Seven acute hospitals had 30 or more admitted patients waiting for a bed today and the worst-hit hospital was University Hospital Limerick with 76 waiting.
The figures compiled by the Irish Nurses and Midwives Organisation show that there were 546 patients waiting for beds – 394 in emergency departments and 152 on wards.
Cork University Hospital was the second worst-hit hospital with 61 admitted patients waiting for a bed while University Hospital Galway had 56.
The seven hospitals with more than 30 patients waiting also included the Mater Hospital in Dublin (32), Letterkenny University Hospital in Donegal (39), South Tipperary General Hospital (36) and University Hospital Waterford (34).
According to the HSE Special Delivery Unit TrolleyGAR that only counts patients on trolleys waiting in EDs, there were 419 patients waiting. There were 235 patients waiting in EDs for over nine hours – 89 were waiting over 24 hours.
The HSE points out that on the same day last year there were 330 patients waiting – 143 over nine hours so there has been a 27% increase in trolley waiters compared to last year.
Patient advocate, Stephen McMahon, said the number of admitted patients being treated on trolleys in EDs and on wards was “absolutely shocking.”
Mr McMahon, who is chairman and co-founder of the Irish Patients Association said former Minister for Health, Mary Harney declared it was a “national emergency” one day in 2006 when 495 people waited on trolleys to be treated.
“We have had very high trolley numbers throughout the summer and we know there are risks to patients' lives. The level of hospital overcrowding is truly frightening," he said.
Overcrowding also leads to elective surgery being cancelled – surgery that is not optional for the patients involved – it is very important.
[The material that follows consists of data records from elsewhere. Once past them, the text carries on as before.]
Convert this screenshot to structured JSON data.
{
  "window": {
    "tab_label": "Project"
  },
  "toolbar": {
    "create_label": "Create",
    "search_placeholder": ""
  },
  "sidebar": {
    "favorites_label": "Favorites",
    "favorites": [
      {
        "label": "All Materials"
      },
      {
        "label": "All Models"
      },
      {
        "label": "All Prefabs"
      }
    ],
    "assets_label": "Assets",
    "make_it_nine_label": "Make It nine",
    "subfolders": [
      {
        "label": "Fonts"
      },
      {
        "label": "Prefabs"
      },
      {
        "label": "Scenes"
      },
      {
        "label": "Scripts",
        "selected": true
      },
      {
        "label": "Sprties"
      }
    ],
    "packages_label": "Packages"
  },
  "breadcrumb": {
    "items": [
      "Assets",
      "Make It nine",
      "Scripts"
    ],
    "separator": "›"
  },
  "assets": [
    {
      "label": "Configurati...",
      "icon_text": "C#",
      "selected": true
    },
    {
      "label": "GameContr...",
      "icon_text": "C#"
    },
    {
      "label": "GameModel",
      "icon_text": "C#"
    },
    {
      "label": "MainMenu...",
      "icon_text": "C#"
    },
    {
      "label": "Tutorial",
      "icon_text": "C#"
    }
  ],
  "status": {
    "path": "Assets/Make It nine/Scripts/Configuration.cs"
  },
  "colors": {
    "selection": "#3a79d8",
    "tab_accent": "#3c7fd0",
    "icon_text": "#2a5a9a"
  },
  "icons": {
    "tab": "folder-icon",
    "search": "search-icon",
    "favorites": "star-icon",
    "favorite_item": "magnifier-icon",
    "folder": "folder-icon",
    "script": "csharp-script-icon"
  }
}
I am appalled at the trolley numbers, particularly over the summer. We really should be doing better.
Mr McMahon, who is a member of the HSE Emergency Department Task Force said it last met back in January. “The ED Task Force needs to be reconvened soon and start working on a plan to reduce overcrowding. The winter season has not even hit yet. Do we have to see an unfortunate family sharing their tragedy in the media for people to wake up and realise this is a very serious problem?
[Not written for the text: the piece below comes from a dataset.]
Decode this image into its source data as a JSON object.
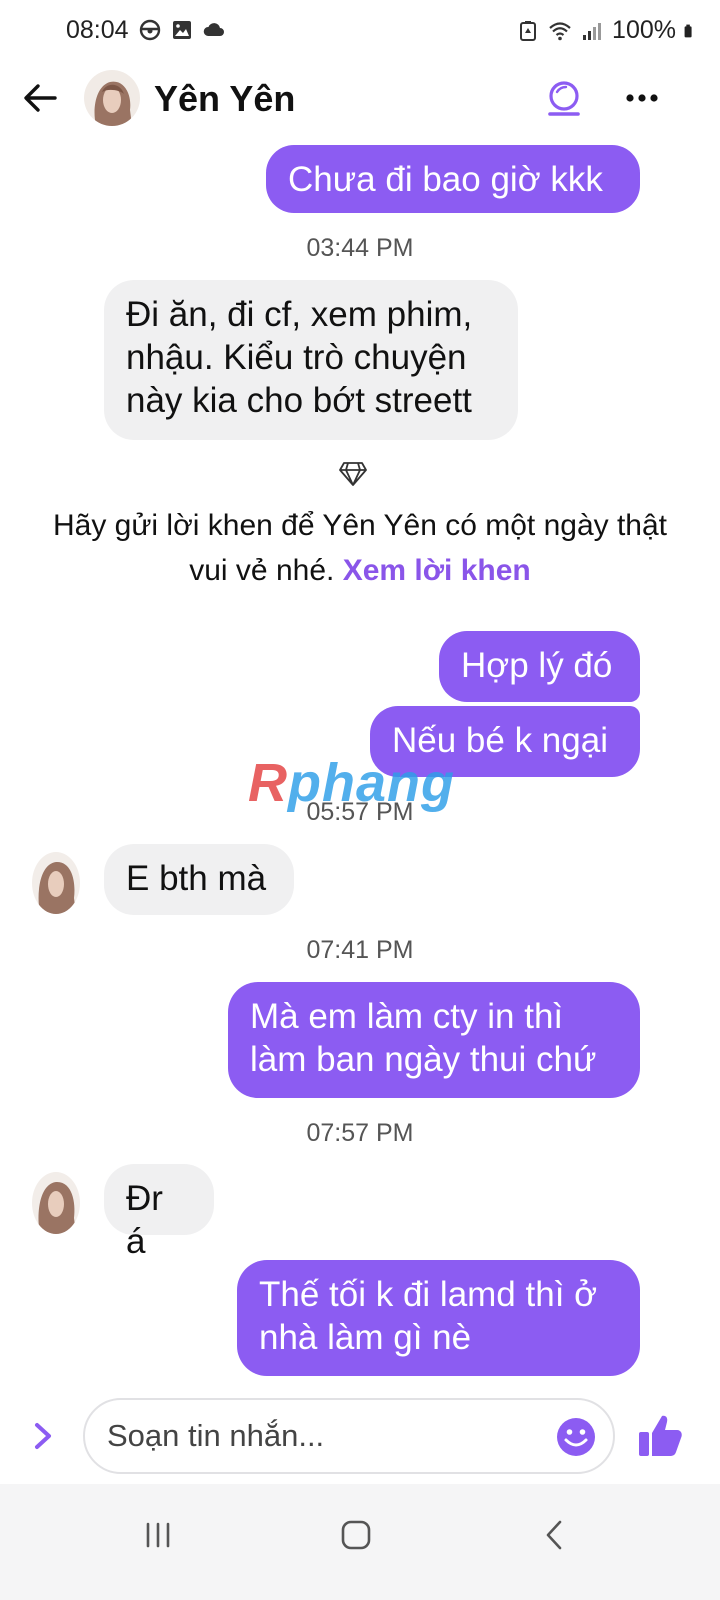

"It is all very fine to say that there are going to be more beds in a few years but it is what is happening now that bothers me greatly. Let's be honest and recognise there is a problem."
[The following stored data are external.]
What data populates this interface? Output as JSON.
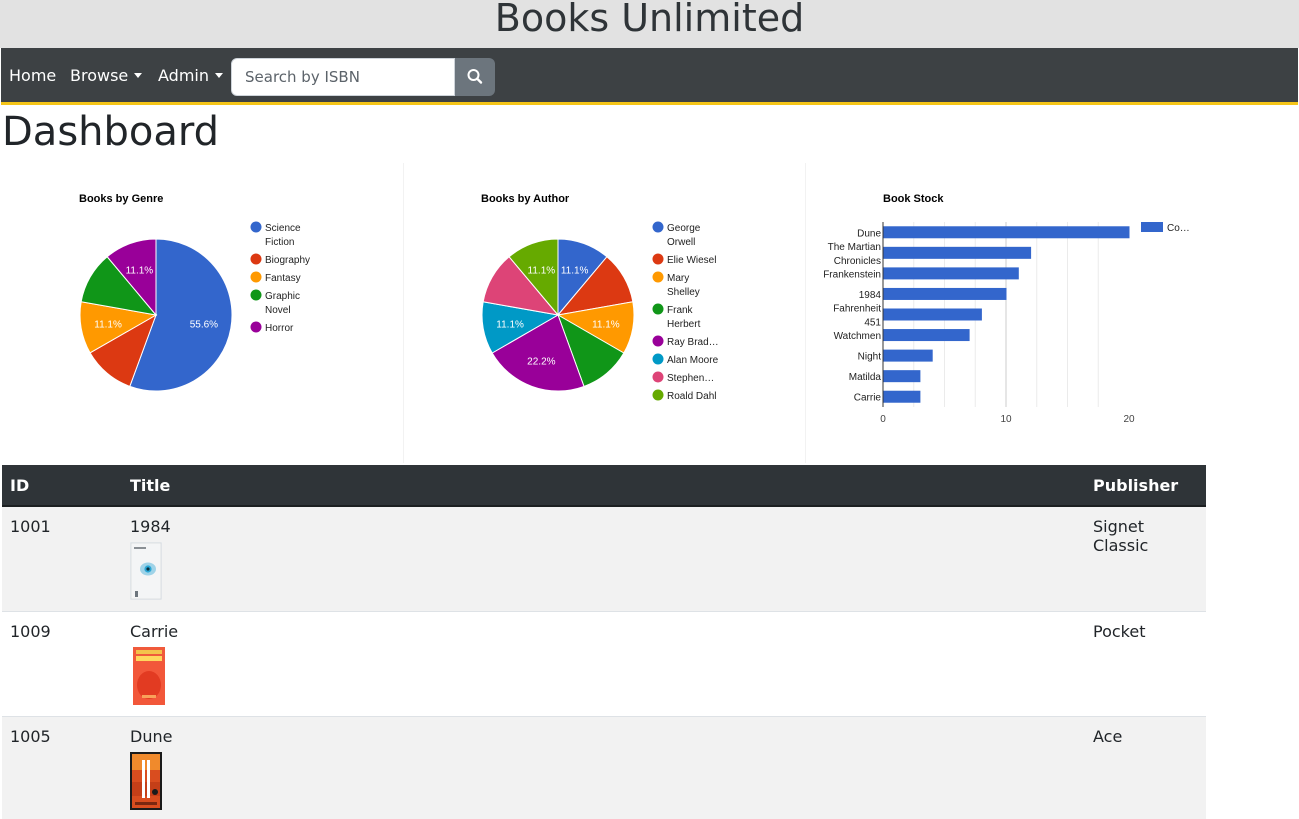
{
  "site": {
    "title": "Books Unlimited"
  },
  "nav": {
    "home": "Home",
    "browse": "Browse",
    "admin": "Admin",
    "search_placeholder": "Search by ISBN"
  },
  "page": {
    "title": "Dashboard"
  },
  "chart_data": [
    {
      "type": "pie",
      "title": "Books by Genre",
      "categories": [
        "Science Fiction",
        "Biography",
        "Fantasy",
        "Graphic Novel",
        "Horror"
      ],
      "values": [
        55.6,
        11.1,
        11.1,
        11.1,
        11.1
      ],
      "slice_labels": [
        "55.6%",
        "",
        "11.1%",
        "",
        "11.1%"
      ],
      "colors": [
        "#3366cc",
        "#dc3912",
        "#ff9900",
        "#109618",
        "#990099"
      ],
      "legend_lines": [
        [
          "Science",
          "Fiction"
        ],
        [
          "Biography"
        ],
        [
          "Fantasy"
        ],
        [
          "Graphic",
          "Novel"
        ],
        [
          "Horror"
        ]
      ],
      "legend_position": "right"
    },
    {
      "type": "pie",
      "title": "Books by Author",
      "categories": [
        "George Orwell",
        "Elie Wiesel",
        "Mary Shelley",
        "Frank Herbert",
        "Ray Bradbury",
        "Alan Moore",
        "Stephen King",
        "Roald Dahl"
      ],
      "values": [
        11.1,
        11.1,
        11.1,
        11.1,
        22.2,
        11.1,
        11.1,
        11.1
      ],
      "slice_labels": [
        "11.1%",
        "",
        "11.1%",
        "",
        "22.2%",
        "11.1%",
        "",
        "11.1%"
      ],
      "colors": [
        "#3366cc",
        "#dc3912",
        "#ff9900",
        "#109618",
        "#990099",
        "#0099c6",
        "#dd4477",
        "#66aa00"
      ],
      "legend_lines": [
        [
          "George",
          "Orwell"
        ],
        [
          "Elie Wiesel"
        ],
        [
          "Mary",
          "Shelley"
        ],
        [
          "Frank",
          "Herbert"
        ],
        [
          "Ray Brad…"
        ],
        [
          "Alan Moore"
        ],
        [
          "Stephen…"
        ],
        [
          "Roald Dahl"
        ]
      ],
      "legend_position": "right"
    },
    {
      "type": "bar",
      "orientation": "horizontal",
      "title": "Book Stock",
      "categories": [
        "Dune",
        "The Martian Chronicles",
        "Frankenstein",
        "1984",
        "Fahrenheit 451",
        "Watchmen",
        "Night",
        "Matilda",
        "Carrie"
      ],
      "category_lines": [
        [
          "Dune"
        ],
        [
          "The Martian",
          "Chronicles"
        ],
        [
          "Frankenstein"
        ],
        [
          "1984"
        ],
        [
          "Fahrenheit",
          "451"
        ],
        [
          "Watchmen"
        ],
        [
          "Night"
        ],
        [
          "Matilda"
        ],
        [
          "Carrie"
        ]
      ],
      "values": [
        20,
        12,
        11,
        10,
        8,
        7,
        4,
        3,
        3
      ],
      "series_legend": "Co…",
      "color": "#3366cc",
      "xlim": [
        0,
        20
      ],
      "xticks": [
        "0",
        "10",
        "20"
      ],
      "grid": true,
      "legend_position": "right"
    }
  ],
  "table": {
    "headers": [
      "ID",
      "Title",
      "Publisher"
    ],
    "rows": [
      {
        "id": "1001",
        "title": "1984",
        "publisher": "Signet Classic"
      },
      {
        "id": "1009",
        "title": "Carrie",
        "publisher": "Pocket"
      },
      {
        "id": "1005",
        "title": "Dune",
        "publisher": "Ace"
      }
    ]
  }
}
University Limerick Hospital Group has urged people to consider all care options before going to the ED at University Hospital Limerick.
UHL has been dealing with high volumes of patients in the ED since the weekend and there has been an increase in the number of delayed discharges across the hospital group.
The delayed discharges that doubled last month compared to 12 months previously are due to issues around accessing transitional care and home care package funding.